Wali Kota Umar Zunaidi Hasibuan menyampaikan kata sambutannya.

Tebingtinggi, Lintangnews.com | Wali Kota Umar Zunaidi Hasibuan membuka resmi rapat koordinasi (rakor) Dewan Ketahanan Pangan Kota Tebingtinggi Tahun 2018, Selasa (13/11/2018) bertempat di Gedung Hj Sawiyah.

Dengan narasumber Bilter Sirait selaku Ketua Dewan Ketahanan Pangan Provinsi Sumatera Utara dan Agnes Imelda Manurung tim teknis Dewan Ketahanan Pangan Provinsi.

Serta narasumber Kadis Ketahan Pangan dan Peternakan, Marimbun Marpaung selaku Ketua Pokja Bidang Ketersedian dan Kerawanan Pangan, Kadis Perdagangan, Gul Bakhri Siregar Ketua Pokja Bidang Ditribusi dan Akses Pangan dan Kadis Kesehatan, Nanang Fitra Aulia Ketua Pokja Bidang Konsumsi Mutu dan Keamanan Pangan dan Gizi.

Wali Kota dalam sambutannya mengatakan, rapat ini penting dalam hidup kehidupan yang menjadi dasar utama.

“Kita lihat yang baru-baru ini terjadi bencana alam di Palu dan Donggala karena tidak adanya ketersediannya pangan, sehingga orang-orang melakukan penjarahan. Orang yang semula hidupanya dalam keadaan damai dan aman, tapi pada suatu saat adanya tekanan dari pada alam/bencana mereka berubah. Dan ini tidak hanya terjadi di Indonesia saja, tapi di luar negeri pun juga sama,” sebut Umar Zunaidi.
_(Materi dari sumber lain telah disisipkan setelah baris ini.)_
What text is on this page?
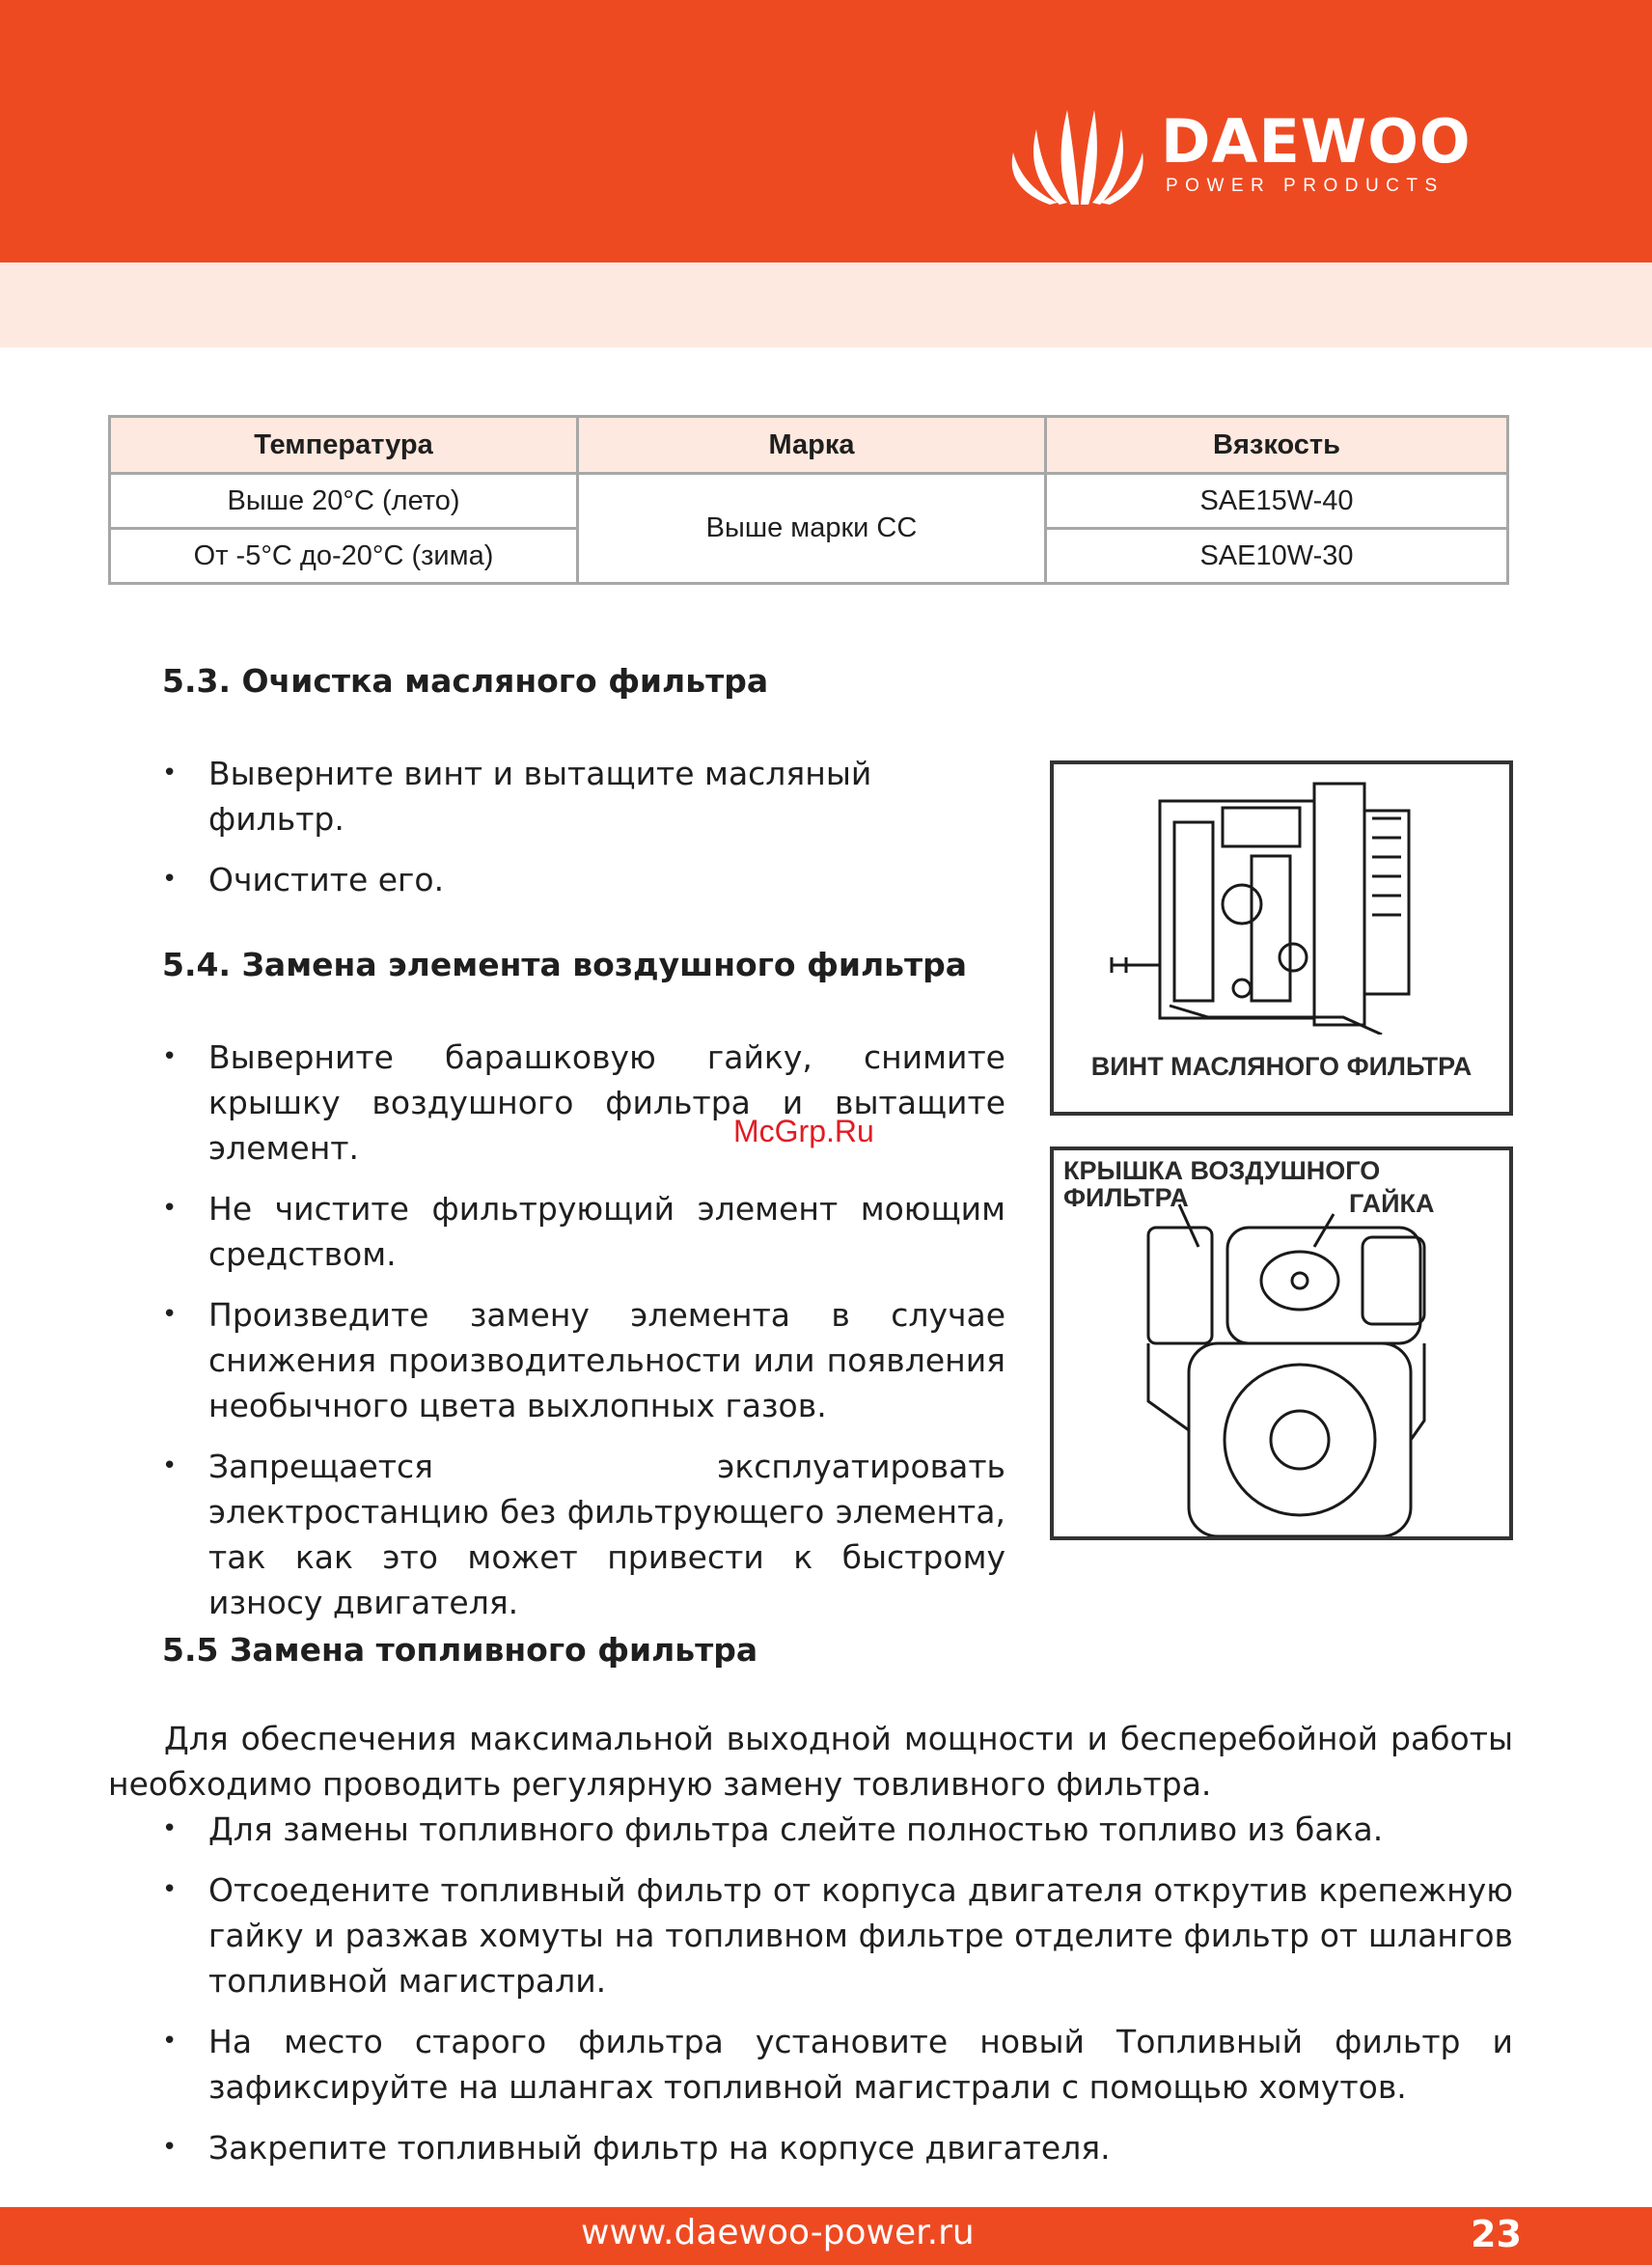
DAEWOO
POWER PRODUCTS
Температура	Марка	Вязкость
Выше 20°C (лето)	Выше марки CC	SAE15W-40
От -5°C до-20°C (зима)		SAE10W-30
5.3. Очистка масляного фильтра
• Выверните винт и вытащите масляный фильтр.
• Очистите его.
5.4. Замена элемента воздушного фильтра
• Выверните барашковую гайку, снимите крышку воздушного фильтра и вытащите элемент.
• Не чистите фильтрующий элемент моющим средством.
• Произведите замену элемента в случае снижения производительности или появления необычного цвета выхлопных газов.
• Запрещается эксплуатировать электростанцию без фильтрующего элемента, так как это может привести к быстрому износу двигателя.
ВИНТ МАСЛЯНОГО ФИЛЬТРА
КРЫШКА ВОЗДУШНОГО
ФИЛЬТРА	ГАЙКА
McGrp.Ru
5.5 Замена топливного фильтра
Для обеспечения максимальной выходной мощности и бесперебойной работы необходимо проводить регулярную замену товливного фильтра.
• Для замены топливного фильтра слейте полностью топливо из бака.
• Отсоедените топливный фильтр от корпуса двигателя открутив крепежную гайку и разжав хомуты на топливном фильтре отделите фильтр от шлангов топливной магистрали.
• На место старого фильтра установите новый Топливный фильтр и зафиксируйте на шлангах топливной магистрали с помощью хомутов.
• Закрепите топливный фильтр на корпусе двигателя.
www.daewoo-power.ru	23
Selanjutnya Wali Kota mengatakan keterkaitan dengan ketahanan pangan, Pemko Tebingtinggi mengikat MoU atau nota kesepahaman dengan Kabupaten Serdang Bedagai (Sergai) dan nantinya dengan Kabupaten lainnya.
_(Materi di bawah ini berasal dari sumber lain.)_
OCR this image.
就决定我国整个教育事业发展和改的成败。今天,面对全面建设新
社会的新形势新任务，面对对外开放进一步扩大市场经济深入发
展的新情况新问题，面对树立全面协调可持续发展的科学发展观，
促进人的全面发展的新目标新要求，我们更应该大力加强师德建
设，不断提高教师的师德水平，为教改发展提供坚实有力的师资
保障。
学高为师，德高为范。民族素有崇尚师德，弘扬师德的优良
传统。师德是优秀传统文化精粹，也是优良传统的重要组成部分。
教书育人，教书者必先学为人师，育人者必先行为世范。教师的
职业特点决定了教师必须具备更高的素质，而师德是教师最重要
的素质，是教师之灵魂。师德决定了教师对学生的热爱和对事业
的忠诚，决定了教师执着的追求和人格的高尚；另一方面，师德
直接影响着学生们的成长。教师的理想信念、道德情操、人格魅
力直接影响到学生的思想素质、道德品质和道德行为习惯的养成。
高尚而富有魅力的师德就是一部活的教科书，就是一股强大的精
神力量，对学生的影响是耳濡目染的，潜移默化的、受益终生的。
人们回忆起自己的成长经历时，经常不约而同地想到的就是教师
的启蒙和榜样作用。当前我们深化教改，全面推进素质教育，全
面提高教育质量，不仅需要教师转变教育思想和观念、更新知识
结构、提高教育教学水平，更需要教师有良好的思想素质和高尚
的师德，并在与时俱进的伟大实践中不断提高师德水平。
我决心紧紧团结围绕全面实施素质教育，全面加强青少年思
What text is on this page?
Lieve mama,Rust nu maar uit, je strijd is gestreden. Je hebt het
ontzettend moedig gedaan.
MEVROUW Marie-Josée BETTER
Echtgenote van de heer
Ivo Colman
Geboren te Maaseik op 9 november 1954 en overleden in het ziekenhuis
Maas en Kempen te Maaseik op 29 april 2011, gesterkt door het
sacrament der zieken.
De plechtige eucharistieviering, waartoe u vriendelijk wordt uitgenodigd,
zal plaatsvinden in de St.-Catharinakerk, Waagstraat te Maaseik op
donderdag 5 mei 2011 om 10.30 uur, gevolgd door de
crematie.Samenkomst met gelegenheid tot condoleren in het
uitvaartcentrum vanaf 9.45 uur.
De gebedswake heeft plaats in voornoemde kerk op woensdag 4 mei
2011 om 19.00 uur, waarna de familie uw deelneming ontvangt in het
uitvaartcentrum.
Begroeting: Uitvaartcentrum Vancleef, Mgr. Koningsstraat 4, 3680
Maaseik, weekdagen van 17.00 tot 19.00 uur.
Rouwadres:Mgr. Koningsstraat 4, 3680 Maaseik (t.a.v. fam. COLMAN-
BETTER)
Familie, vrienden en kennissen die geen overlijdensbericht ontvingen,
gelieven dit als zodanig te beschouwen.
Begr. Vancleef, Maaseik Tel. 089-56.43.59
Pasalnya, bagaimanapun harus ada jaminan ketersediaan pasokan pangan, karena menyangkut kelangsungan hidup orang banyak.

“Mekanisme harus dibentuk, distribusi harus cepat dan tepat sasaran, kita harus memastikan semua itu dengan sebaik-baiknya. Mengenai kualitas dan mutu, ini juga merupakan bagian yang harus kita perhatikan dan menginginkan di Tebingtinggi produk-produk yang sehat (organik),” paparnya.

Kadis Ketahanan Pangan dan Peternakan Provinsi Sumut diwakili Bilter Sirait mengatakan, harus meningkatkan ketahan pangan, ditribusi serta kualitas guna memenuhi gizi masyarakat yang seimbang.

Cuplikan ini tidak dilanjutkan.